The use of costs orders is another route that could force some couples to think more closely about mediation. The court may be given powers to order that a party pay an element of the other party's costs if the person against whom the costs sanction is imposed refused unreasonably (in the view of the court) to engage in non-court dispute resolution earlier in the process/at all. This practice is commonplace in PI claims where the use of Ungley Orders, which require a party who has been unwilling to use non-court dispute resolution to justify their reasons for doing so at the end of the court process. If the court does not accept their justification as reasonable, they may be ordered to pay a proportion of the other party's costs. Arguably, there are family cases where this could be done already, for example if there is deemed litigation misconduct. However, this has rarely been exercised. One issue with this deterrent is that it is retrospective, and so doesn't save the emotional trauma and cost of going through litigation for the parties. For others who really do need the court's assistance, they may be deterred so much by fear of a costs order against them that they settle prematurely and on the wrong terms. This can be particularly dangerous in relationships where there is an imbalance of power. Another issue it could raise is one of child welfare in cases where making a costs order against one party could have an adverse impact on any children of that party. Further, it could also risk breaching mediation privilege if attitudes to mediation are unpicked and examined by the court (especially where mediation has been attempted by the couple).

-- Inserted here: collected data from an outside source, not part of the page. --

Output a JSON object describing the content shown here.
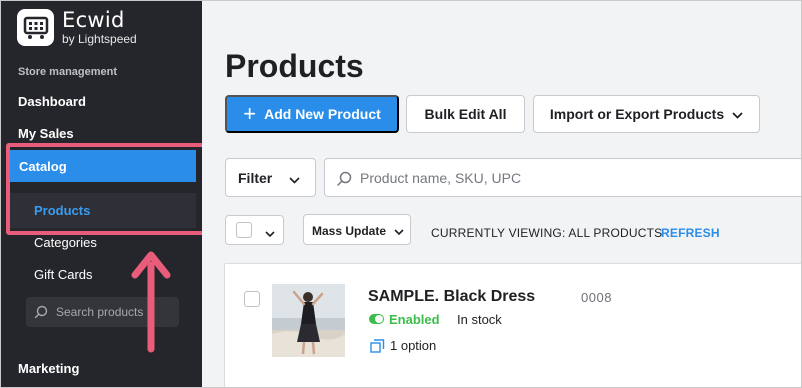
{
  "brand": {
    "title": "Ecwid",
    "subtitle": "by Lightspeed"
  },
  "sidebar": {
    "section_label": "Store management",
    "items": {
      "dashboard": "Dashboard",
      "my_sales": "My Sales",
      "catalog": "Catalog",
      "products": "Products",
      "categories": "Categories",
      "gift_cards": "Gift Cards",
      "marketing": "Marketing"
    },
    "search_placeholder": "Search products"
  },
  "main": {
    "title": "Products",
    "buttons": {
      "add_new": "Add New Product",
      "bulk_edit": "Bulk Edit All",
      "import_export": "Import or Export Products"
    },
    "filter_label": "Filter",
    "search_placeholder": "Product name, SKU, UPC",
    "mass_update": "Mass Update",
    "viewing_text": "CURRENTLY VIEWING: ALL PRODUCTS",
    "refresh": "REFRESH",
    "product": {
      "name": "SAMPLE. Black Dress",
      "sku": "0008",
      "status": "Enabled",
      "stock": "In stock",
      "options": "1 option"
    }
  },
  "colors": {
    "accent": "#2a8de9",
    "sidebar_bg": "#25262b",
    "highlight": "#e95d7b",
    "enabled": "#3cbd4a"
  }
}
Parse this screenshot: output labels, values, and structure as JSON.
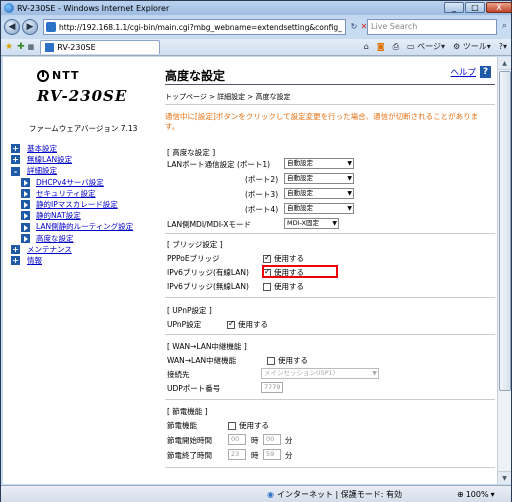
{
  "window": {
    "title": "RV-230SE - Windows Internet Explorer",
    "minimize": "_",
    "maximize": "□",
    "close": "X"
  },
  "address": {
    "url": "http://192.168.1.1/cgi-bin/main.cgi?mbg_webname=extendsetting&config_",
    "search_placeholder": "Live Search"
  },
  "tab": {
    "label": "RV-230SE"
  },
  "toolbar": {
    "page_label": "ページ",
    "tools_label": "ツール",
    "help_label": "?"
  },
  "sidebar": {
    "logo_text": "NTT",
    "model": "RV-230SE",
    "firmware": "ファームウェアバージョン 7.13",
    "items": [
      {
        "icon": "+",
        "label": "基本設定"
      },
      {
        "icon": "+",
        "label": "無線LAN設定"
      },
      {
        "icon": "-",
        "label": "詳細設定"
      }
    ],
    "sub_items": [
      "DHCPv4サーバ設定",
      "セキュリティ設定",
      "静的IPマスカレード設定",
      "静的NAT設定",
      "LAN側静的ルーティング設定",
      "高度な設定"
    ],
    "items2": [
      {
        "icon": "+",
        "label": "メンテナンス"
      },
      {
        "icon": "+",
        "label": "情報"
      }
    ]
  },
  "main": {
    "title": "高度な設定",
    "help": "ヘルプ",
    "help_icon": "?",
    "breadcrumb": "トップページ > 詳細設定 > 高度な設定",
    "notice": "通信中に[設定]ボタンをクリックして設定変更を行った場合、通信が切断されることがあります。",
    "advanced": {
      "heading": "[ 高度な設定 ]",
      "ports": [
        {
          "label": "LANポート通信設定 (ポート1)",
          "value": "自動設定"
        },
        {
          "label": "(ポート2)",
          "value": "自動設定"
        },
        {
          "label": "(ポート3)",
          "value": "自動設定"
        },
        {
          "label": "(ポート4)",
          "value": "自動設定"
        }
      ],
      "mdi_label": "LAN側MDI/MDI-Xモード",
      "mdi_value": "MDI-X固定"
    },
    "bridge": {
      "heading": "[ ブリッジ設定 ]",
      "rows": [
        {
          "label": "PPPoEブリッジ",
          "check": "使用する",
          "checked": true
        },
        {
          "label": "IPv6ブリッジ(有線LAN)",
          "check": "使用する",
          "checked": true
        },
        {
          "label": "IPv6ブリッジ(無線LAN)",
          "check": "使用する",
          "checked": false
        }
      ]
    },
    "upnp": {
      "heading": "[ UPnP設定 ]",
      "label": "UPnP設定",
      "check": "使用する",
      "checked": true
    },
    "relay": {
      "heading": "[ WAN→LAN中継機能 ]",
      "label": "WAN→LAN中継機能",
      "check": "使用する",
      "dest_label": "接続先",
      "dest_value": "メインセッション(ISP1)",
      "udp_label": "UDPポート番号",
      "udp_value": "7779"
    },
    "power": {
      "heading": "[ 節電機能 ]",
      "label": "節電機能",
      "check": "使用する",
      "start_label": "節電開始時間",
      "end_label": "節電終了時間",
      "start_h": "00",
      "start_m": "00",
      "end_h": "23",
      "end_m": "59",
      "hour_unit": "時",
      "min_unit": "分"
    }
  },
  "status": {
    "zone": "インターネット | 保護モード: 有効",
    "zoom": "100%"
  },
  "colors": {
    "accent": "#1f5aa6",
    "notice": "#e86f10",
    "highlight": "#ee0000"
  }
}
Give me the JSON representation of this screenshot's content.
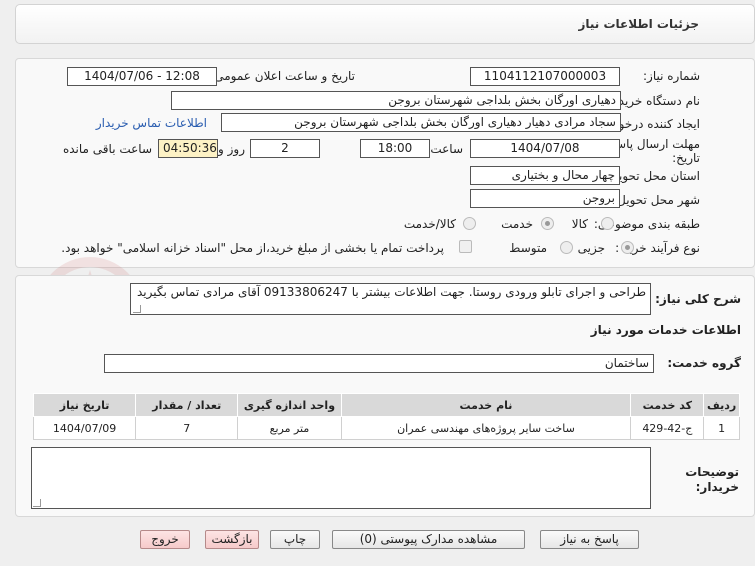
{
  "header": {
    "title": "جزئیات اطلاعات نیاز"
  },
  "form": {
    "need_number_label": "شماره نیاز:",
    "need_number": "1104112107000003",
    "announce_label": "تاریخ و ساعت اعلان عمومی:",
    "announce_value": "1404/07/06 - 12:08",
    "buyer_org_label": "نام دستگاه خریدار:",
    "buyer_org": "دهیاری اورگان بخش بلداجی شهرستان بروجن",
    "creator_label": "ایجاد کننده درخواست:",
    "creator": "سجاد مرادی دهیار دهیاری اورگان بخش بلداجی شهرستان بروجن",
    "contact_link": "اطلاعات تماس خریدار",
    "deadline_label_1": "مهلت ارسال پاسخ: تا",
    "deadline_label_2": "تاریخ:",
    "deadline_date": "1404/07/08",
    "time_label": "ساعت",
    "deadline_time": "18:00",
    "days": "2",
    "days_label": "روز و",
    "remaining": "04:50:36",
    "remaining_label": "ساعت باقی مانده",
    "province_label": "استان محل تحویل:",
    "province": "چهار محال و بختیاری",
    "city_label": "شهر محل تحویل:",
    "city": "بروجن",
    "category_label": "طبقه بندی موضوعی:",
    "category_options": [
      "کالا",
      "خدمت",
      "کالا/خدمت"
    ],
    "process_label": "نوع فرآیند خرید :",
    "process_options": [
      "جزیی",
      "متوسط"
    ],
    "payment_note": "پرداخت تمام یا بخشی از مبلغ خرید،از محل \"اسناد خزانه اسلامی\" خواهد بود."
  },
  "description": {
    "label": "شرح کلی نیاز:",
    "value": "طراحی و اجرای تابلو ورودی روستا. جهت اطلاعات بیشتر با 09133806247 آقای مرادی تماس بگیرید"
  },
  "services": {
    "title": "اطلاعات خدمات مورد نیاز",
    "group_label": "گروه خدمت:",
    "group_value": "ساختمان",
    "columns": [
      "ردیف",
      "کد خدمت",
      "نام خدمت",
      "واحد اندازه گیری",
      "تعداد / مقدار",
      "تاریخ نیاز"
    ],
    "rows": [
      [
        "1",
        "ج-42-429",
        "ساخت سایر پروژه‌های مهندسی عمران",
        "متر مربع",
        "7",
        "1404/07/09"
      ]
    ]
  },
  "buyer_notes": {
    "label_1": "توضیحات",
    "label_2": "خریدار:",
    "value": ""
  },
  "buttons": {
    "respond": "پاسخ به نیاز",
    "attachments": "مشاهده مدارک پیوستی (0)",
    "print": "چاپ",
    "back": "بازگشت",
    "exit": "خروج"
  },
  "watermark": {
    "text": "AriaTender.neT"
  }
}
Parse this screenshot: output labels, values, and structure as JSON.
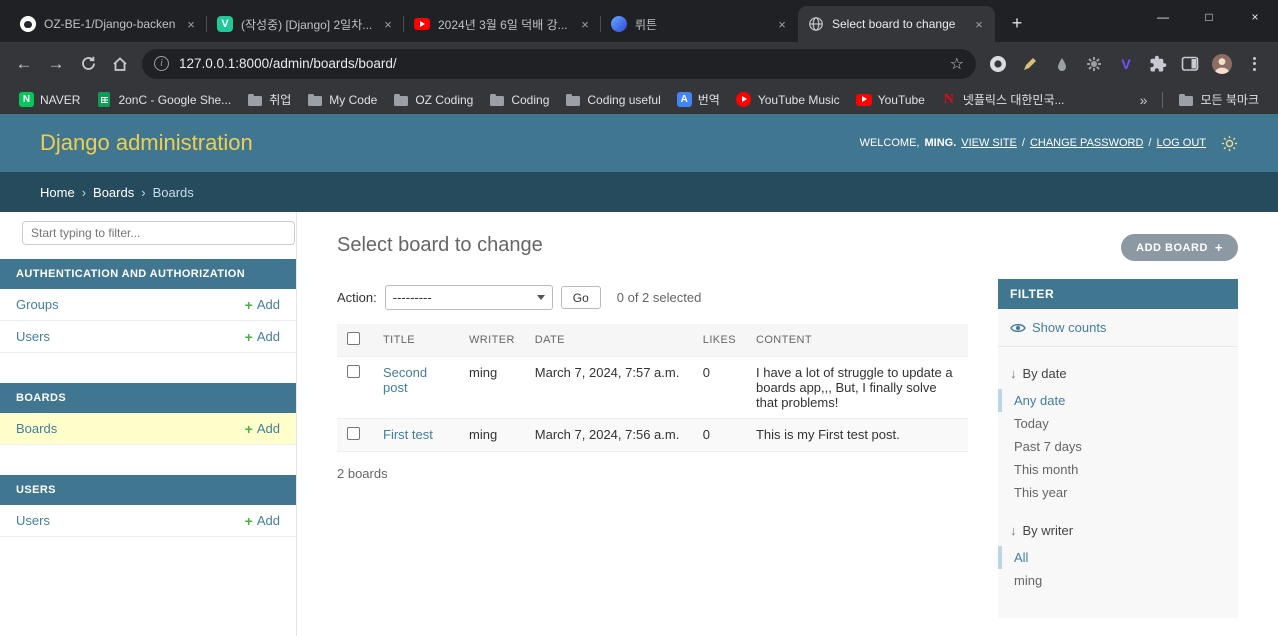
{
  "glyphs": {
    "close": "×",
    "plus": "+",
    "minimize": "—",
    "maximize": "□",
    "back": "←",
    "forward": "→",
    "star": "☆",
    "overflow_chevron": "»",
    "breadcrumb_sep": "›",
    "separator": "/",
    "filter_arrow": "↓",
    "info": "i"
  },
  "browser": {
    "tabs": [
      {
        "title": "OZ-BE-1/Django-backen..."
      },
      {
        "title": "(작성중) [Django] 2일차..."
      },
      {
        "title": "2024년 3월 6일 덕배 강..."
      },
      {
        "title": "뤼튼"
      },
      {
        "title": "Select board to change"
      }
    ],
    "url": "127.0.0.1:8000/admin/boards/board/",
    "icon_letters": {
      "naver": "N",
      "velog": "V",
      "v_ext": "V",
      "netflix": "N",
      "translate": "A"
    },
    "bookmarks": {
      "naver": "NAVER",
      "sheets": "2onC - Google She...",
      "jobs": "취업",
      "mycode": "My Code",
      "ozcoding": "OZ Coding",
      "coding": "Coding",
      "codinguseful": "Coding useful",
      "translate": "번역",
      "ytmusic": "YouTube Music",
      "youtube": "YouTube",
      "netflix": "넷플릭스 대한민국...",
      "allbookmarks": "모든 북마크"
    }
  },
  "admin": {
    "site_title": "Django administration",
    "welcome": "WELCOME,",
    "username": "MING.",
    "view_site": "VIEW SITE",
    "change_password": "CHANGE PASSWORD",
    "log_out": "LOG OUT",
    "breadcrumbs": {
      "home": "Home",
      "app": "Boards",
      "model": "Boards"
    }
  },
  "sidebar": {
    "filter_placeholder": "Start typing to filter...",
    "sections": [
      {
        "title": "AUTHENTICATION AND AUTHORIZATION",
        "rows": [
          {
            "label": "Groups",
            "add": "Add"
          },
          {
            "label": "Users",
            "add": "Add"
          }
        ]
      },
      {
        "title": "BOARDS",
        "rows": [
          {
            "label": "Boards",
            "add": "Add",
            "current": true
          }
        ]
      },
      {
        "title": "USERS",
        "rows": [
          {
            "label": "Users",
            "add": "Add"
          }
        ]
      }
    ]
  },
  "main": {
    "page_title": "Select board to change",
    "add_button_label": "ADD BOARD",
    "action_label": "Action:",
    "action_value": "---------",
    "go_label": "Go",
    "selected_info": "0 of 2 selected",
    "table": {
      "headers": [
        "TITLE",
        "WRITER",
        "DATE",
        "LIKES",
        "CONTENT"
      ],
      "rows": [
        {
          "title": "Second post",
          "writer": "ming",
          "date": "March 7, 2024, 7:57 a.m.",
          "likes": "0",
          "content": "I have a lot of struggle to update a boards app,,, But, I finally solve that problems!"
        },
        {
          "title": "First test",
          "writer": "ming",
          "date": "March 7, 2024, 7:56 a.m.",
          "likes": "0",
          "content": "This is my First test post."
        }
      ]
    },
    "result_count": "2 boards"
  },
  "filter_panel": {
    "title": "FILTER",
    "show_counts": "Show counts",
    "groups": [
      {
        "heading": "By date",
        "options": [
          {
            "label": "Any date",
            "selected": true
          },
          {
            "label": "Today"
          },
          {
            "label": "Past 7 days"
          },
          {
            "label": "This month"
          },
          {
            "label": "This year"
          }
        ]
      },
      {
        "heading": "By writer",
        "options": [
          {
            "label": "All",
            "selected": true
          },
          {
            "label": "ming"
          }
        ]
      }
    ]
  }
}
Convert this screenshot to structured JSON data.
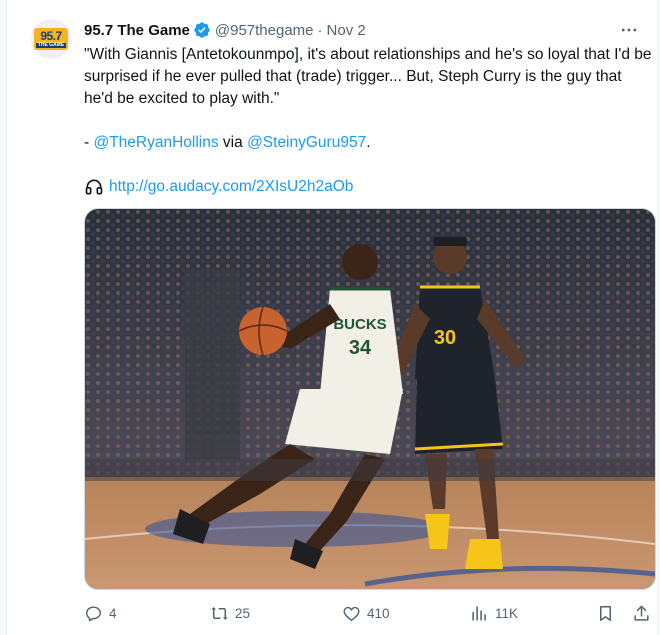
{
  "account": {
    "display_name": "95.7 The Game",
    "handle": "@957thegame",
    "separator": "·",
    "date": "Nov 2",
    "avatar_logo_top": "95.7",
    "avatar_logo_bottom": "THE GAME"
  },
  "tweet": {
    "quote": "\"With Giannis [Antetokounmpo], it's about relationships and he's so loyal that I'd be surprised if he ever pulled that (trade) trigger... But, Steph Curry is the guy that he'd be excited to play with.\"",
    "attribution_prefix": "- ",
    "mention_1": "@TheRyanHollins",
    "via_text": " via ",
    "mention_2": "@SteinyGuru957",
    "attribution_suffix": ".",
    "url": "http://go.audacy.com/2XIsU2h2aOb"
  },
  "media": {
    "jersey_bucks_text": "BUCKS",
    "jersey_bucks_number": "34",
    "jersey_warriors_number": "30"
  },
  "actions": {
    "replies": "4",
    "reposts": "25",
    "likes": "410",
    "views": "11K"
  },
  "icons": {
    "verified": "verified-badge-icon",
    "more": "more-options-icon",
    "headphones": "headphones-icon",
    "reply": "reply-icon",
    "repost": "repost-icon",
    "like": "heart-icon",
    "views": "views-icon",
    "bookmark": "bookmark-icon",
    "share": "share-icon"
  },
  "colors": {
    "link": "#1d9bf0",
    "verified": "#1d9bf0",
    "secondary_text": "#536471",
    "logo_gold": "#f4b321",
    "logo_navy": "#1a3c7a"
  }
}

Are there more 'carrots' that could be used to increase the uptake in non-court solutions?

Early intervention is key. One of the issues with the current MIAM system is that it occurs at a very late stage, when issues have already escalated and positions often hardened. It can be much more difficult to entice parties into effective mediation at this stage, though skilled mediators would say (rightly) that it's never too late. Early intervention could take the form of access to free or subsidised legal advice at early stages of separation, and/or the option posited by Resolution and the Family Solutions Group of an IAM (Information and Assessment Meeting). An IAM would aim to inform and signpost couples to their court and non-court options as soon as possible post-separation/relationship breakdown when they would likely be more amenable and willing to mediate, and would focus on all forms of non-court dispute resolution. Policy makers must move away from the notion of one size fits all.

Rather than the use of an Ungley Order, which is deployed at the end of court proceedings, earlier mechanisms could be more effective whereby the party refusing to mediate (or use other forms of dispute resolution) has to justify that position before being able to progress through the court system. This requirement could make mediation/other dispute resolution seem more enticing and would encourage the parties to think seriously about non-court resolution before positions are more entrenched.

Additionally, a public awareness campaign that clearly sets out the dispute resolution routes available to couples and how to take those routes could attract more people to use these options. This, coupled with funded initial advice and signposting, may make it even less likely that court is viewed as the default system for resolving family disputes.

Carrot or Stick?

Although encouraging couples to use non-court dispute resolution processes is necessary to help each couple resolve their dispute in the best way that suits them, making it compulsory risks the process losing its effectiveness for some couples. Before the more drastic 'stick' approach is taken, which could serve to delay and worsen parties' positions and relationship, it might be worth policy makers re-thinking their 'carrots' to bring more couples to resolve their issues on divorce/separation willingly, rather than being forced into it.